Dark Star Orchestra keeps the Grateful Dead alive via live performance
By Steve Wildsmith (stevew@thedailytimes.com)
Drummer Dino English walks a fine line in being a Deadhead and a member of the band Dark Star Orchestra.
As the former, he’s part of a contingent of lovers of the Grateful Dead whose devotion borders on the fanatical. When the band was active, those fans followed the Dead from town to town. They debate the finer points of the group’s various albums, canonize late bandleader Jerry Garcia and deconstruct specific concerts, song by song.
With the latter, he’s responsible for recreating those concerts — song for song. Getting it right, he told The Daily Times this week, is critical, to the fans and to him and his bandmates as well.
“I was a late bloomer as far as the Dead goes — I discovered them in college, around 1991, and caught about 20 shows by the actual Grateful Dead,” he said. “Of course, I’ve seen all of the offshoots throughout the years. It’s an interesting line to walk, as a fan and a performer, and I have to be conscious of that. I like to go hang with all of my fellow Deadheads, but I also have to be aware that I represent a lot to these people.”
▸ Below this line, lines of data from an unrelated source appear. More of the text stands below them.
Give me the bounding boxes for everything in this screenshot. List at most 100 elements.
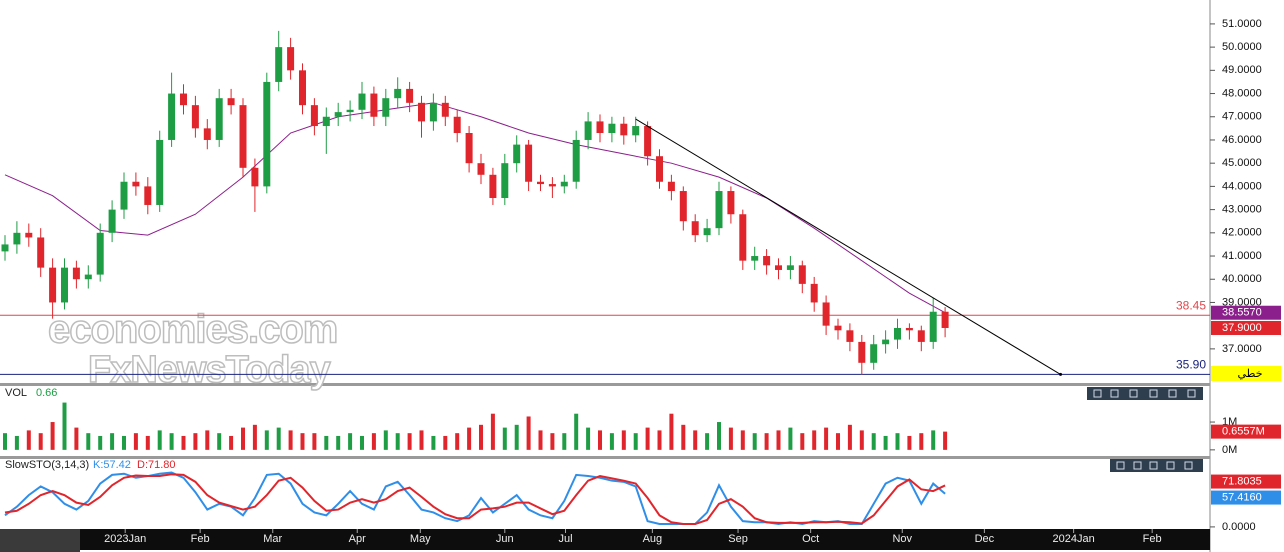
stochastic-tag-label: 57.4160 xyxy=(1222,491,1262,503)
y-tick-label: 42.0000 xyxy=(1222,227,1262,239)
candle-body xyxy=(786,265,794,270)
watermark: FxNewsToday xyxy=(88,349,331,391)
candle-body xyxy=(84,274,92,280)
volume-bar xyxy=(681,424,686,450)
icon xyxy=(1093,389,1102,398)
volume-bar xyxy=(479,424,484,450)
volume-bar xyxy=(776,430,781,450)
volume-bar xyxy=(812,430,817,450)
volume-bar xyxy=(836,433,841,450)
x-tick-label: Feb xyxy=(191,533,210,545)
x-tick-label: Aug xyxy=(643,533,663,545)
volume-bar xyxy=(717,422,722,450)
volume-bar xyxy=(633,433,638,450)
volume-bar xyxy=(110,433,115,450)
volume-bar xyxy=(455,433,460,450)
candle-body xyxy=(429,102,437,122)
axis-background xyxy=(1210,0,1284,552)
volume-bar xyxy=(847,424,852,450)
candle-body xyxy=(168,93,176,140)
volume-bar xyxy=(526,416,531,450)
candle-body xyxy=(263,81,271,187)
volume-bar xyxy=(300,433,305,450)
candle-body xyxy=(227,98,235,106)
y-tick-label: 45.0000 xyxy=(1222,157,1262,169)
y-tick-label: 49.0000 xyxy=(1222,64,1262,76)
candle-body xyxy=(215,98,223,140)
candle-body xyxy=(406,88,414,103)
candle-body xyxy=(453,116,461,134)
x-tick-label: 2024Jan xyxy=(1053,533,1095,545)
volume-bar xyxy=(252,424,257,450)
volume-bar xyxy=(502,427,507,450)
y-tick-label: 39.0000 xyxy=(1222,296,1262,308)
volume-bar xyxy=(181,435,186,450)
candle-body xyxy=(905,327,913,331)
volume-bar xyxy=(657,430,662,450)
candle-body xyxy=(644,126,652,157)
candle-body xyxy=(763,256,771,266)
volume-bar xyxy=(919,433,924,450)
volume-bar xyxy=(467,427,472,450)
candle-body xyxy=(49,267,57,303)
icon xyxy=(1187,389,1196,398)
price-tag xyxy=(1211,320,1281,335)
candle-body xyxy=(679,191,687,222)
volume-bar xyxy=(145,435,150,450)
icon xyxy=(1133,461,1142,470)
candle-body xyxy=(537,181,545,185)
candle-body xyxy=(727,191,735,215)
y-tick-label: 40.0000 xyxy=(1222,273,1262,285)
y-tick-label: 37.0000 xyxy=(1222,343,1262,355)
volume-bar xyxy=(931,430,936,450)
candle-body xyxy=(941,311,949,328)
candle-body xyxy=(858,341,866,363)
candle-body xyxy=(584,121,592,140)
volume-bar xyxy=(193,433,198,450)
price-tag-label: 38.5570 xyxy=(1222,307,1262,319)
volume-tag-label: 0.6557M xyxy=(1222,426,1265,438)
candle-body xyxy=(489,174,497,198)
stoch-title: SlowSTO(3,14,3) xyxy=(5,459,89,471)
volume-bar xyxy=(157,430,162,450)
trendline-end xyxy=(1059,372,1063,376)
volume-bar xyxy=(2,433,7,450)
y-tick-label: 0M xyxy=(1222,444,1237,456)
candle-body xyxy=(739,214,747,261)
x-tick-label: Dec xyxy=(975,533,995,545)
volume-bar xyxy=(824,427,829,450)
volume-bar xyxy=(443,435,448,450)
volume-bar xyxy=(240,427,245,450)
candle-body xyxy=(299,70,306,106)
candle-body xyxy=(144,186,152,205)
icon xyxy=(1116,461,1125,470)
volume-bar xyxy=(586,427,591,450)
candle-body xyxy=(179,93,187,106)
stochastic-tag-label: 71.8035 xyxy=(1222,475,1262,487)
volume-tag xyxy=(1211,424,1281,439)
stochastic-tag xyxy=(1211,474,1281,489)
y-tick-label: 44.0000 xyxy=(1222,180,1262,192)
volume-bar xyxy=(383,430,388,450)
volume-bar xyxy=(348,433,353,450)
volume-bar xyxy=(169,433,174,450)
candle-body xyxy=(60,267,68,303)
candle-body xyxy=(465,133,473,164)
volume-bar xyxy=(895,433,900,450)
candle-body xyxy=(382,98,390,117)
volume-bar xyxy=(38,433,43,450)
candle-body xyxy=(310,105,318,127)
candle-body xyxy=(287,47,295,71)
candle-body xyxy=(191,105,199,129)
volume-bar xyxy=(538,430,543,450)
candle-body xyxy=(882,339,890,345)
volume-bar xyxy=(14,435,19,450)
candle-body xyxy=(370,93,378,117)
candle-body xyxy=(37,237,45,268)
x-tick-label: Jun xyxy=(496,533,514,545)
volume-bar xyxy=(728,427,733,450)
candle-body xyxy=(810,283,818,303)
x-tick-label: Feb xyxy=(1143,533,1162,545)
volume-bar xyxy=(407,433,412,450)
x-tick-label: May xyxy=(410,533,431,545)
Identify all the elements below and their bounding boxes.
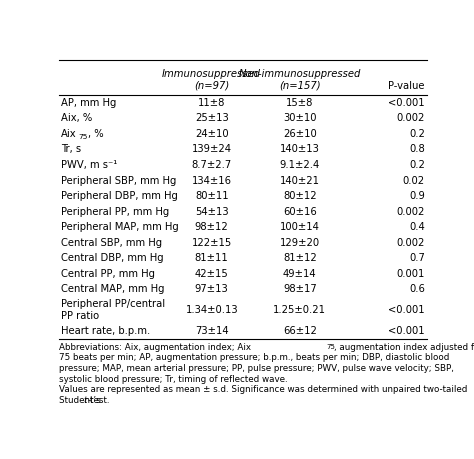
Text: pressure; MAP, mean arterial pressure; PP, pulse pressure; PWV, pulse wave veloc: pressure; MAP, mean arterial pressure; P… bbox=[59, 364, 454, 373]
Text: Values are represented as mean ± s.d. Significance was determined with unpaired : Values are represented as mean ± s.d. Si… bbox=[59, 385, 468, 394]
Text: 0.002: 0.002 bbox=[396, 207, 425, 217]
Text: Peripheral DBP, mm Hg: Peripheral DBP, mm Hg bbox=[61, 191, 178, 201]
Text: 26±10: 26±10 bbox=[283, 129, 317, 139]
Text: 75 beats per min; AP, augmentation pressure; b.p.m., beats per min; DBP, diastol: 75 beats per min; AP, augmentation press… bbox=[59, 353, 450, 362]
Text: Tr, s: Tr, s bbox=[61, 145, 81, 154]
Text: Peripheral SBP, mm Hg: Peripheral SBP, mm Hg bbox=[61, 175, 176, 185]
Text: 81±11: 81±11 bbox=[195, 253, 228, 263]
Text: 100±14: 100±14 bbox=[280, 222, 320, 232]
Text: 42±15: 42±15 bbox=[195, 269, 228, 279]
Text: 30±10: 30±10 bbox=[283, 113, 317, 123]
Text: Central SBP, mm Hg: Central SBP, mm Hg bbox=[61, 238, 162, 248]
Text: 80±11: 80±11 bbox=[195, 191, 228, 201]
Text: <0.001: <0.001 bbox=[388, 305, 425, 315]
Text: <0.001: <0.001 bbox=[388, 326, 425, 336]
Text: Aix: Aix bbox=[61, 129, 77, 139]
Text: 134±16: 134±16 bbox=[191, 175, 232, 185]
Text: 49±14: 49±14 bbox=[283, 269, 317, 279]
Text: 0.002: 0.002 bbox=[396, 113, 425, 123]
Text: <0.001: <0.001 bbox=[388, 98, 425, 108]
Text: 0.2: 0.2 bbox=[409, 129, 425, 139]
Text: Peripheral MAP, mm Hg: Peripheral MAP, mm Hg bbox=[61, 222, 179, 232]
Text: Central PP, mm Hg: Central PP, mm Hg bbox=[61, 269, 155, 279]
Text: 60±16: 60±16 bbox=[283, 207, 317, 217]
Text: Non-immunosuppressed: Non-immunosuppressed bbox=[239, 69, 361, 79]
Text: 11±8: 11±8 bbox=[198, 98, 226, 108]
Text: 1.34±0.13: 1.34±0.13 bbox=[185, 305, 238, 315]
Text: 1.25±0.21: 1.25±0.21 bbox=[273, 305, 327, 315]
Text: systolic blood pressure; Tr, timing of reflected wave.: systolic blood pressure; Tr, timing of r… bbox=[59, 375, 288, 384]
Text: P-value: P-value bbox=[388, 81, 425, 91]
Text: PP ratio: PP ratio bbox=[61, 311, 99, 321]
Text: 73±14: 73±14 bbox=[195, 326, 228, 336]
Text: 15±8: 15±8 bbox=[286, 98, 314, 108]
Text: 24±10: 24±10 bbox=[195, 129, 228, 139]
Text: Central DBP, mm Hg: Central DBP, mm Hg bbox=[61, 253, 164, 263]
Text: 0.002: 0.002 bbox=[396, 238, 425, 248]
Text: 9.1±2.4: 9.1±2.4 bbox=[280, 160, 320, 170]
Text: (n=97): (n=97) bbox=[194, 81, 229, 91]
Text: 75: 75 bbox=[79, 134, 88, 140]
Text: 0.9: 0.9 bbox=[409, 191, 425, 201]
Text: 8.7±2.7: 8.7±2.7 bbox=[191, 160, 232, 170]
Text: Central MAP, mm Hg: Central MAP, mm Hg bbox=[61, 285, 164, 294]
Text: 0.7: 0.7 bbox=[409, 253, 425, 263]
Text: 75: 75 bbox=[326, 344, 335, 350]
Text: 0.2: 0.2 bbox=[409, 160, 425, 170]
Text: , augmentation index adjusted for a heart rate of: , augmentation index adjusted for a hear… bbox=[334, 343, 474, 352]
Text: 140±13: 140±13 bbox=[280, 145, 320, 154]
Text: 122±15: 122±15 bbox=[191, 238, 232, 248]
Text: 0.02: 0.02 bbox=[402, 175, 425, 185]
Text: 81±12: 81±12 bbox=[283, 253, 317, 263]
Text: AP, mm Hg: AP, mm Hg bbox=[61, 98, 117, 108]
Text: , %: , % bbox=[88, 129, 104, 139]
Text: 139±24: 139±24 bbox=[191, 145, 232, 154]
Text: 0.4: 0.4 bbox=[409, 222, 425, 232]
Text: 66±12: 66±12 bbox=[283, 326, 317, 336]
Text: 0.8: 0.8 bbox=[409, 145, 425, 154]
Text: 129±20: 129±20 bbox=[280, 238, 320, 248]
Text: 80±12: 80±12 bbox=[283, 191, 317, 201]
Text: Immunosuppressed: Immunosuppressed bbox=[162, 69, 261, 79]
Text: Peripheral PP, mm Hg: Peripheral PP, mm Hg bbox=[61, 207, 169, 217]
Text: -test.: -test. bbox=[88, 396, 110, 405]
Text: 98±17: 98±17 bbox=[283, 285, 317, 294]
Text: t: t bbox=[83, 396, 86, 405]
Text: 98±12: 98±12 bbox=[195, 222, 228, 232]
Text: (n=157): (n=157) bbox=[279, 81, 321, 91]
Text: 140±21: 140±21 bbox=[280, 175, 320, 185]
Text: 54±13: 54±13 bbox=[195, 207, 228, 217]
Text: 0.001: 0.001 bbox=[396, 269, 425, 279]
Text: 0.6: 0.6 bbox=[409, 285, 425, 294]
Text: Aix, %: Aix, % bbox=[61, 113, 92, 123]
Text: Student’s: Student’s bbox=[59, 396, 104, 405]
Text: Abbreviations: Aix, augmentation index; Aix: Abbreviations: Aix, augmentation index; … bbox=[59, 343, 251, 352]
Text: Peripheral PP/central: Peripheral PP/central bbox=[61, 299, 165, 309]
Text: 25±13: 25±13 bbox=[195, 113, 228, 123]
Text: 97±13: 97±13 bbox=[195, 285, 228, 294]
Text: PWV, m s⁻¹: PWV, m s⁻¹ bbox=[61, 160, 118, 170]
Text: Heart rate, b.p.m.: Heart rate, b.p.m. bbox=[61, 326, 150, 336]
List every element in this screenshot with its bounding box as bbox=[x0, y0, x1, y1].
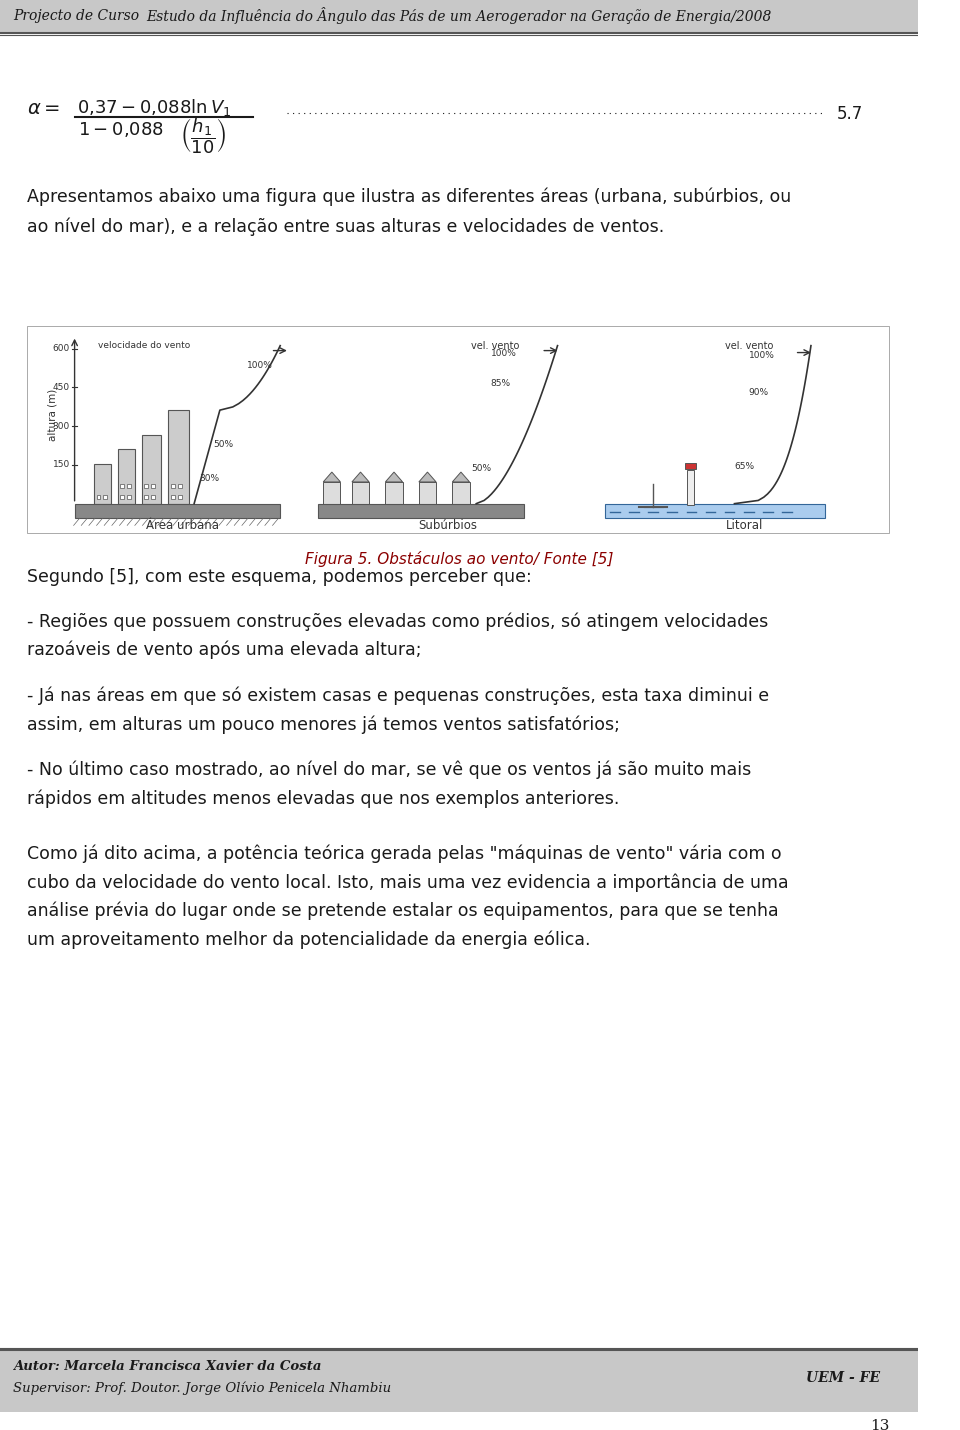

Dark Star Orchestra began as a one-off show by founder John Kadlecik’s old band, Hairball Willie. Inspired by the 1990 edition of DeadBase, a compendium of Grateful Dead setlists, Kadlecik convinced the band to recreate a complete show. Fans were given the opportunity to guess the date, and those who got close received band merchandise. The show was a modest success, but the idea was shelved until several years later.
In 1997, Kadlecik was looking to form a new band, built around entire shows out of DeadBase. Dark Star Orchestra was formed, premiering in November of that year at a Chicago club. Four weeks later, the band was selling out shows. By the spring, they’d toured Colorado, secured standing gigs during the week and begun playing weekend shows around the Midwest.
“The shows tend to be more of an old-school psychedelic experience, but it’s not for the feint of heart, though,” English said. “It works better for the initiated rather than the uninitiated. We tend to do the more obscure stuff on the weekdays when you have hardcore fans coming out, rather than on the weekends, when you get more of the curious, what’s-this-Grateful-Dead-thing-all-about crowd.”
Dark Star Orchestra doesn’t just cover Grateful Dead songs — the band recreates entire concerts. A band archivist pulls from the vast amount of shows the Dead did over its long and storied career, and the band puts together a tour around playing different concerts in different cities each night — paying careful attention not to repeat a particular show they might have played in that city before.
“It takes a lot of planning,” English said. “We try to make it so we don’t play the same songs every night, to make it fresh for us and the fans who are traveling, and we’ll sit down with what we’ve done before in each town and try to schedule a show that’s different than what we’ve done there in the past.”
As big of a Grateful Dead fan as he was prior to joining DSO in 1999, English has found his appreciation for the pioneering psychedelic rock group’s music has grown by leaps and bounds. For example, he pointed out, he was always partial to the music from the 1980s-era Dead.
“I actually liked the mid-1980s and later-’80s a lot, but I’ve really grown to appreciate the late ’60s era,” he said. “We’ve started to do that a lot in the last couple of years. They were young kids back then, all in their 20s or even their teens at some point, and they played with such beautiful exuberance and reckless abandon. It’s completely off the hook as far as the energy goes.
“That’s a challenge to conjure up from night to night on those kinds of shows, but it’s nice. It’s definitely exhilarating to play. You can embrace your inner sloppiness as a musician, because the energy of that time period is what it was all about.”
Previously, English said, the lack of a utility player who could adequately capture the various contributions of Grateful Dead member Ron “Pigpen” McKernan limited what Dark Star could do from the ’60s era. However, a new lead guitarist and DSO member Lisa MacKey learning to play harmonica caused the rest of the band to rise to the occasion, and now the depth of DSO material goes back to a time when the Grateful Dead were among the handful of bands changing the shape of popular music.
“After all this time listening to the Grateful Dead, it’s still refreshing to listen to,” English said. “I enjoy all kinds of music, and I listen to all sorts of stuff besides the Grateful Dead, but I never get tired of listening to it.”